Díaz-Canel avec l'UNEAC : « engagement », « art loyal » et autres acrobaties de la propagande et du servilisme

Díaz-Canel remet un prix à l'UNEACFoto © FB/Unión de Escritores et Artistes de Cuba - UNEAC

Alors que Cuba accumule des coupures de courant de plus de 20 heures par jour, un peso effondré à plus de 670 unités par dollar et un record historique de 1.415 manifestations et actions civiques critiques rien qu'en juillet, le régime a trouvé ce vendredi le moyen parfait de célébrer : rassembler la « vanguard intellectuelle et artistique du pays » dans le jardin de la Union des Écrivains et Artistes de Cuba (UNEAC) pour commémorer ses 65 ans de fondation avec des discours de loyauté, des distinctions pour mérite révolutionnaire et des œuvres d'art dédiées ou inspirées par les Castro.

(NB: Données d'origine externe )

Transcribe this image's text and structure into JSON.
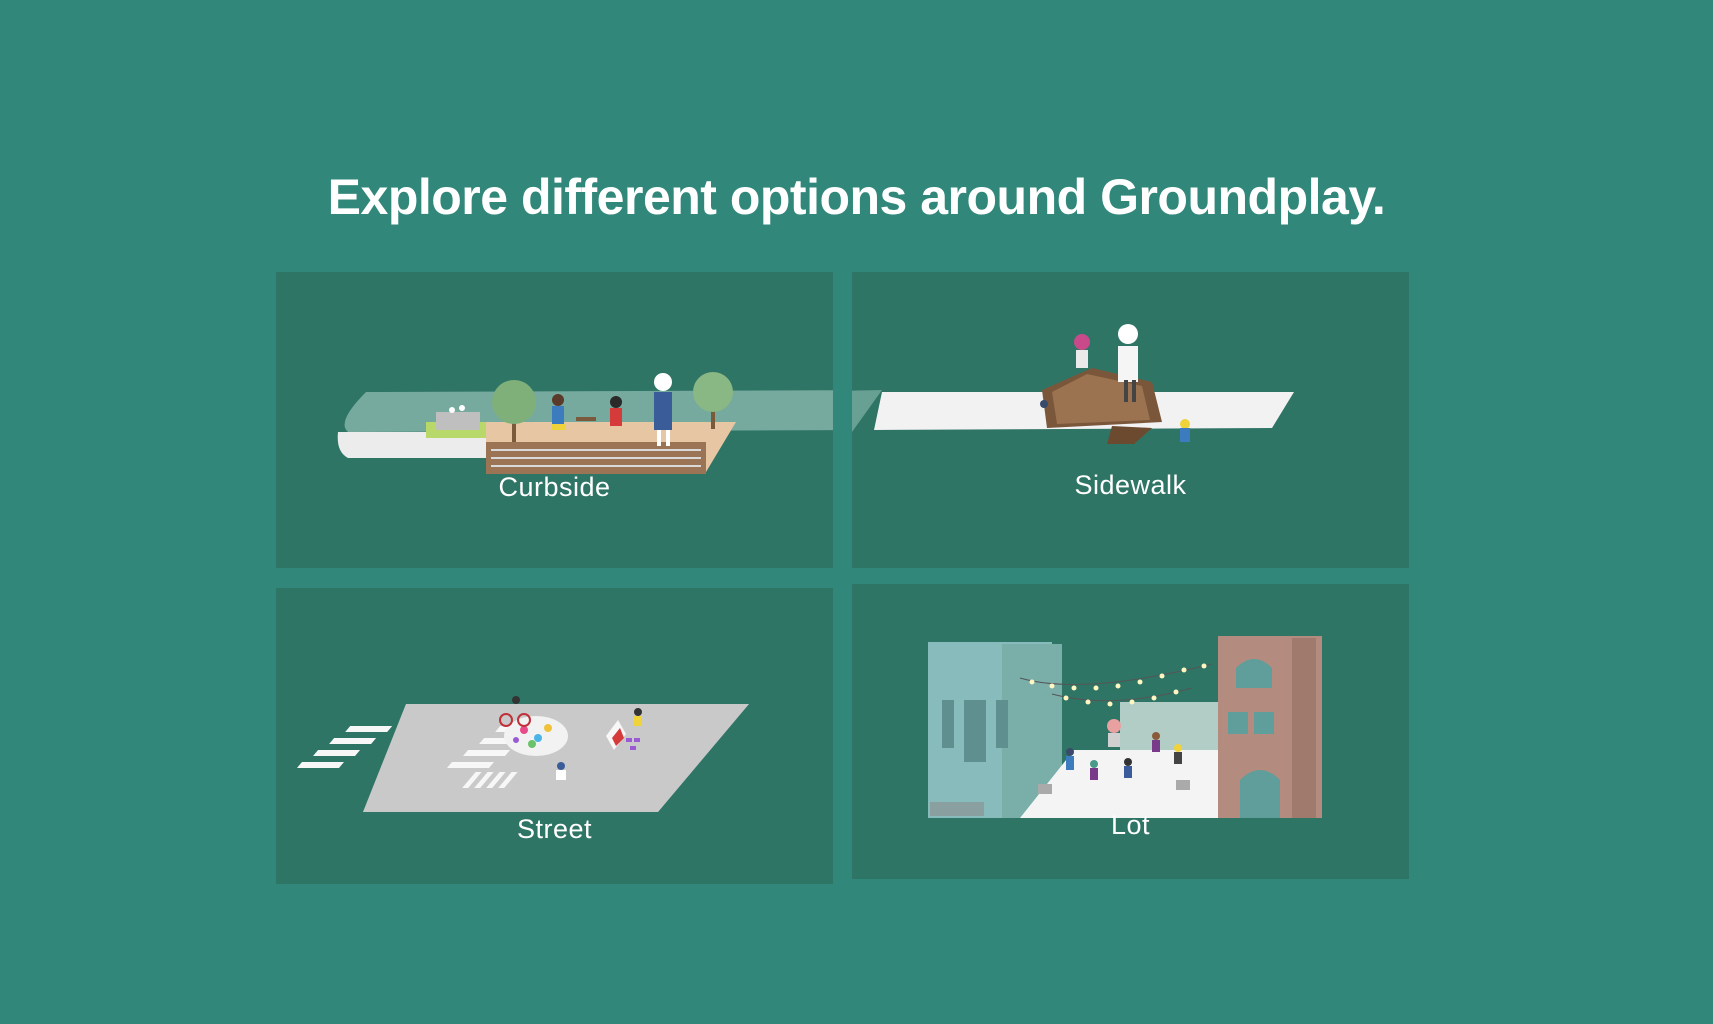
{
  "page": {
    "headline": "Explore different options around Groundplay."
  },
  "options": [
    {
      "label": "Curbside"
    },
    {
      "label": "Sidewalk"
    },
    {
      "label": "Street"
    },
    {
      "label": "Lot"
    }
  ],
  "colors": {
    "background": "#31887a",
    "card": "#2f7566",
    "text": "#ffffff"
  }
}
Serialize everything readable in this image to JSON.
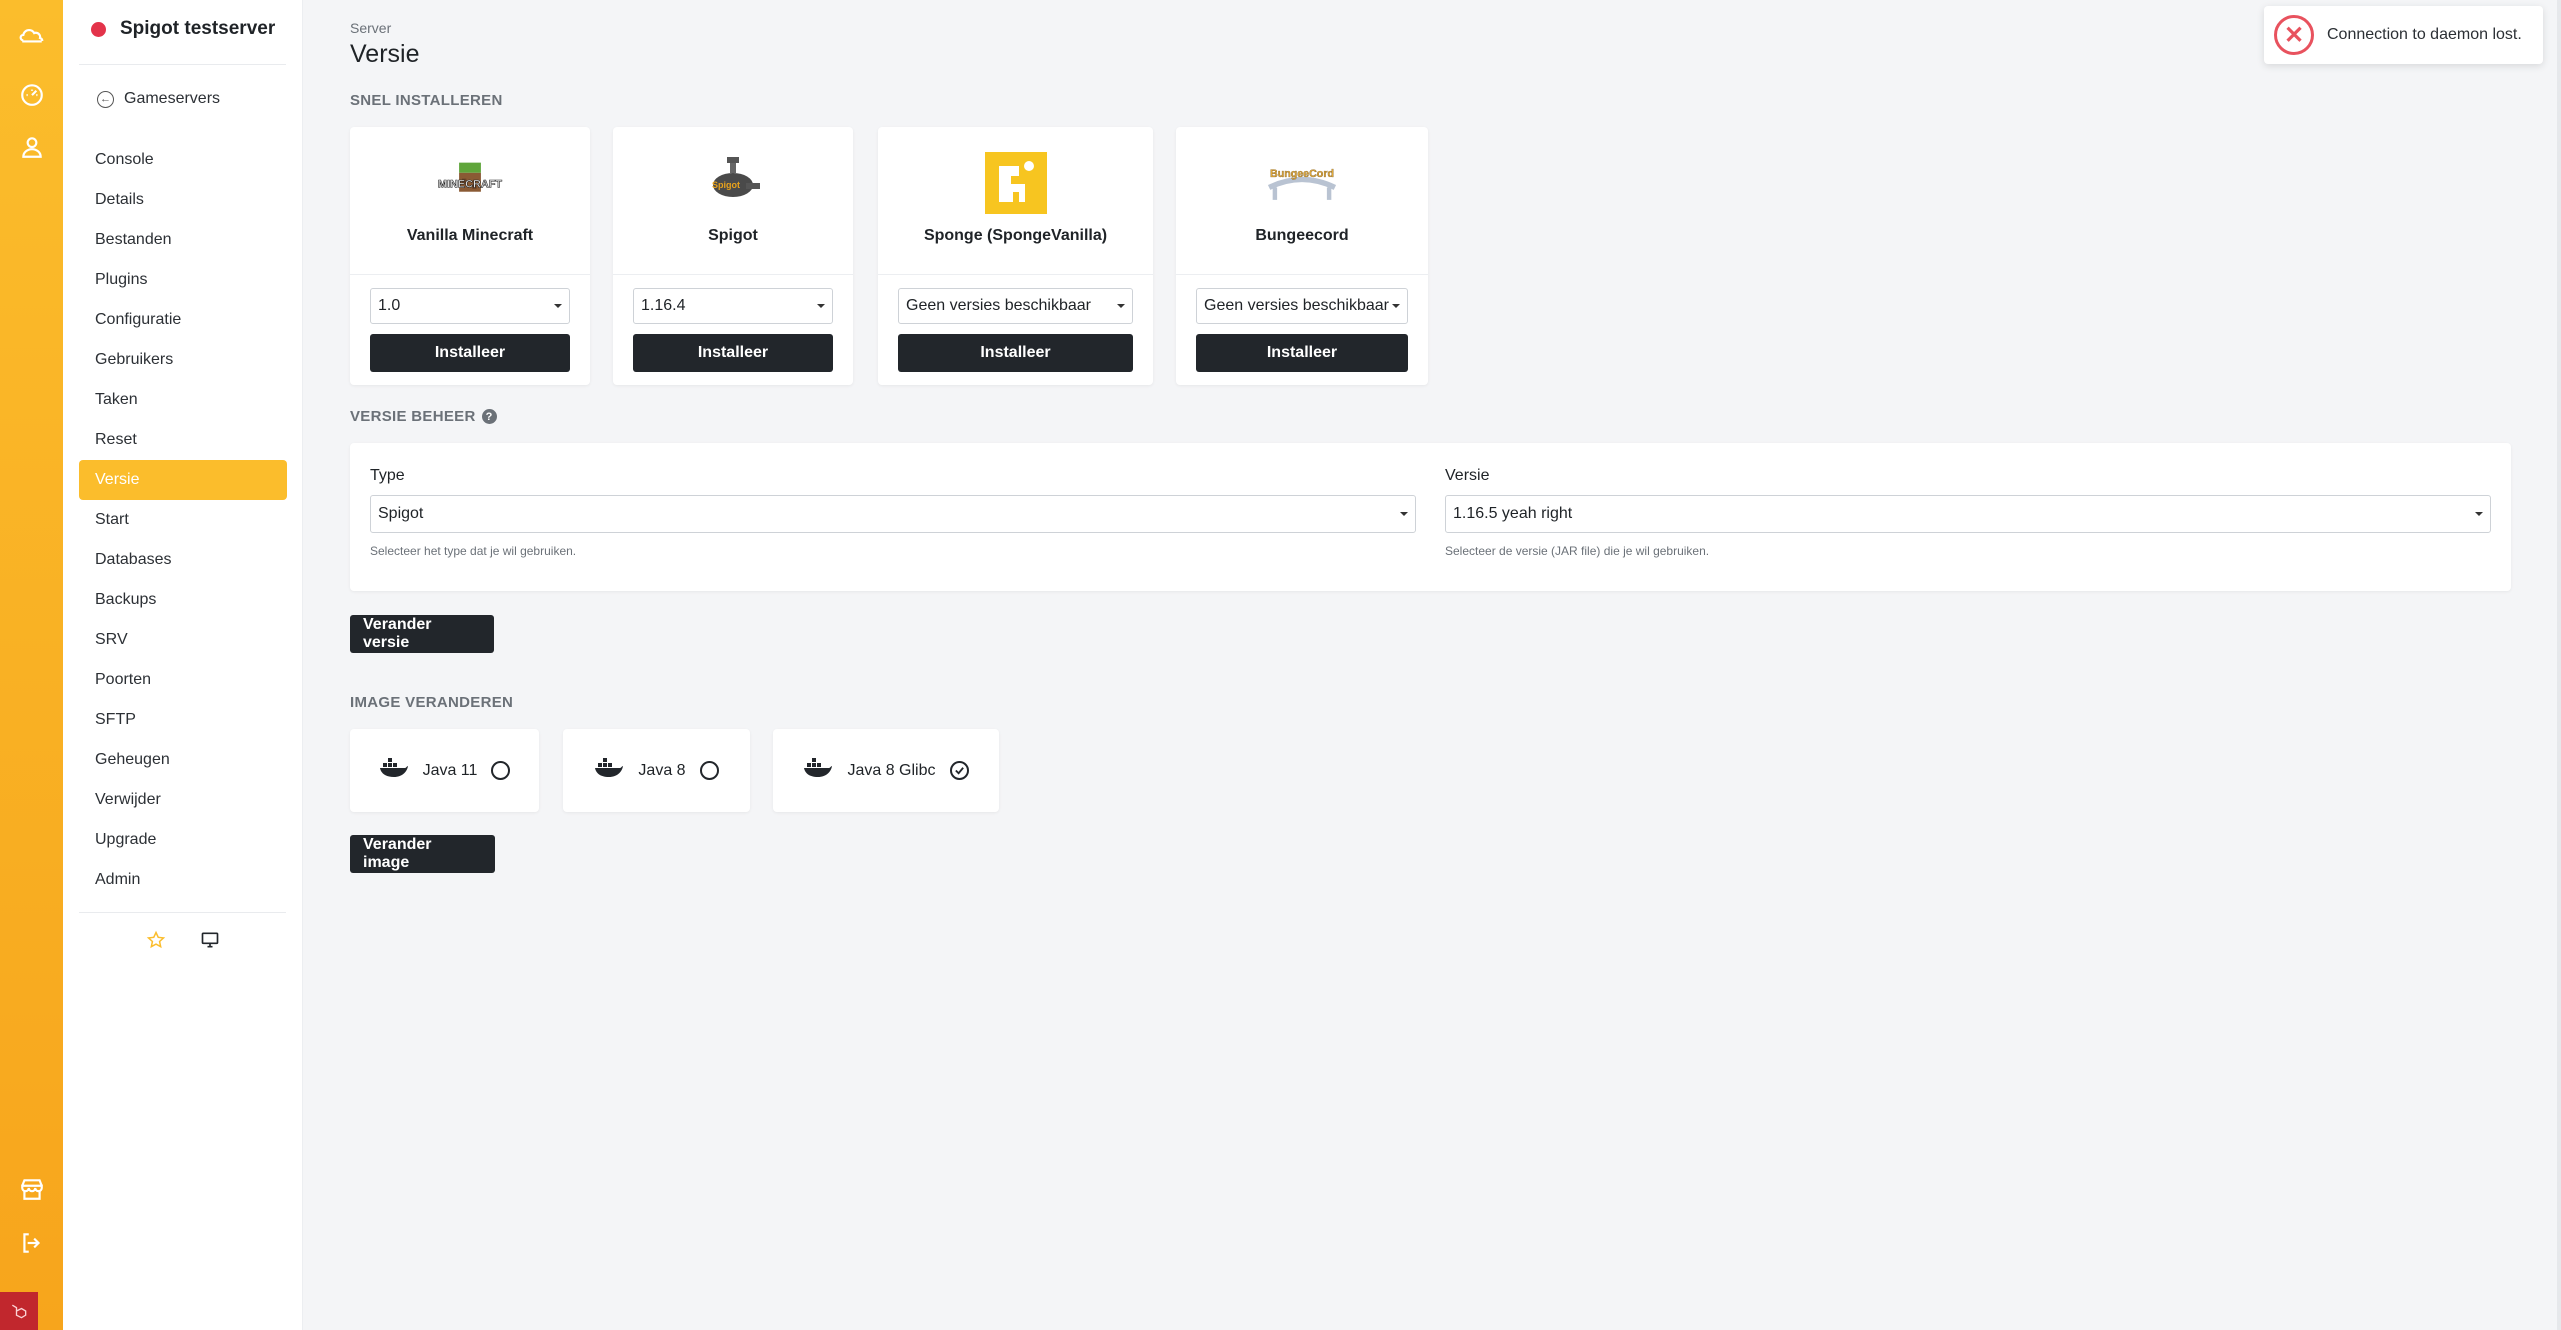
{
  "rail": {
    "icons": [
      "cloud-icon",
      "dashboard-icon",
      "user-icon",
      "store-icon",
      "logout-icon"
    ]
  },
  "sidebar": {
    "server_name": "Spigot testserver",
    "back_label": "Gameservers",
    "items": [
      {
        "label": "Console"
      },
      {
        "label": "Details"
      },
      {
        "label": "Bestanden"
      },
      {
        "label": "Plugins"
      },
      {
        "label": "Configuratie"
      },
      {
        "label": "Gebruikers"
      },
      {
        "label": "Taken"
      },
      {
        "label": "Reset"
      },
      {
        "label": "Versie",
        "active": true
      },
      {
        "label": "Start"
      },
      {
        "label": "Databases"
      },
      {
        "label": "Backups"
      },
      {
        "label": "SRV"
      },
      {
        "label": "Poorten"
      },
      {
        "label": "SFTP"
      },
      {
        "label": "Geheugen"
      },
      {
        "label": "Verwijder"
      },
      {
        "label": "Upgrade"
      },
      {
        "label": "Admin"
      }
    ]
  },
  "header": {
    "breadcrumb": "Server",
    "title": "Versie"
  },
  "quick_install": {
    "label": "SNEL INSTALLEREN",
    "cards": [
      {
        "name": "Vanilla Minecraft",
        "selected": "1.0",
        "button": "Installeer",
        "logo_text": "MINECRAFT"
      },
      {
        "name": "Spigot",
        "selected": "1.16.4",
        "button": "Installeer",
        "logo_text": "Spigot"
      },
      {
        "name": "Sponge (SpongeVanilla)",
        "selected": "Geen versies beschikbaar",
        "button": "Installeer"
      },
      {
        "name": "Bungeecord",
        "selected": "Geen versies beschikbaar",
        "button": "Installeer",
        "logo_text": "BungeeCord"
      }
    ]
  },
  "version_manage": {
    "label": "VERSIE BEHEER",
    "type_label": "Type",
    "type_value": "Spigot",
    "type_help": "Selecteer het type dat je wil gebruiken.",
    "version_label": "Versie",
    "version_value": "1.16.5 yeah right",
    "version_help": "Selecteer de versie (JAR file) die je wil gebruiken.",
    "button": "Verander versie"
  },
  "image_change": {
    "label": "IMAGE VERANDEREN",
    "options": [
      {
        "label": "Java 11",
        "selected": false
      },
      {
        "label": "Java 8",
        "selected": false
      },
      {
        "label": "Java 8 Glibc",
        "selected": true
      }
    ],
    "button": "Verander image"
  },
  "toast": {
    "message": "Connection to daemon lost."
  },
  "colors": {
    "accent": "#fbbd2c",
    "dark_button": "#22262b",
    "status_offline": "#e3334a",
    "error": "#e8525e"
  }
}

La cérémonie a été présidée par Miguel Díaz-Canel, dans son double rôle de président de la République et de premier secrétaire du Parti Communiste, aux côtés du ministre de la Culture Alpidio Alonso et de la présidente de l'UNEAC, Marta Bonet de la Cruz. Afin de s'assurer que personne du dispositif idéologique ne manquait, plusieurs fonctionnaires du Département Idéologique du Comité Central étaient également présents, dirigés par leur cheffe, Yuniaski Crespo Baquero.

La journée a commencé avec l'Hymne national, la voix enregistrée de Nicolás Guillén récitant « Se acabó » et un extrait des célèbres « Paroles aux intellectuels » prononcées par Fidel Castro en 1961, où il a fixé pour toujours le périmètre de la culture cubaine : « Dans la Révolution, tout ; contre la Révolution, rien ». Soixante-cinq ans plus tard, l'UNEAC continue de prouver qu'elle a bien appris la leçon.

Le plat fort de l'événement a été la remise de la distinction «Arte fiel» à neuf personnalités : Miguel Barnet, Abel Prieto, Nancy Morejón, Verónica Lynn, Frank Fernández, Lesbia Vent Dumois, Santiago Alfonso, Digna Guerra et Luis Morlote. Au nom du groupe, Vent Dumois a prononcé les mots que le régime avait besoin d'entendre : « Ici nous avons été, nous sommes et nous serons jusqu'à ce que la vie nous accorde des énergies et de la lucidité. La Patrie aura toujours besoin de notre contribution et le peuple de la vocation de service que nous avons appris comme le plus doux devoir d'un révolutionnaire ».

L'acte a également inclus un tour de cadeaux artistiques avec des destinataires très précis. L'œuvre sérigraphique portant le numéro de série 1 a été remise symboliquement au Général d'Armée Raúl Castro Ruz —bien qu'elle ait été physiquement reçue par Díaz-Canel, car le vieux chef n'est pas apparu sur scène—. De plus, une pièce de l'artiste Janette Brossard, inspirée du centenaire de Fidel Castro, a été offerte à Díaz-Canel lui-même. Des cadeaux pour la famille, en somme.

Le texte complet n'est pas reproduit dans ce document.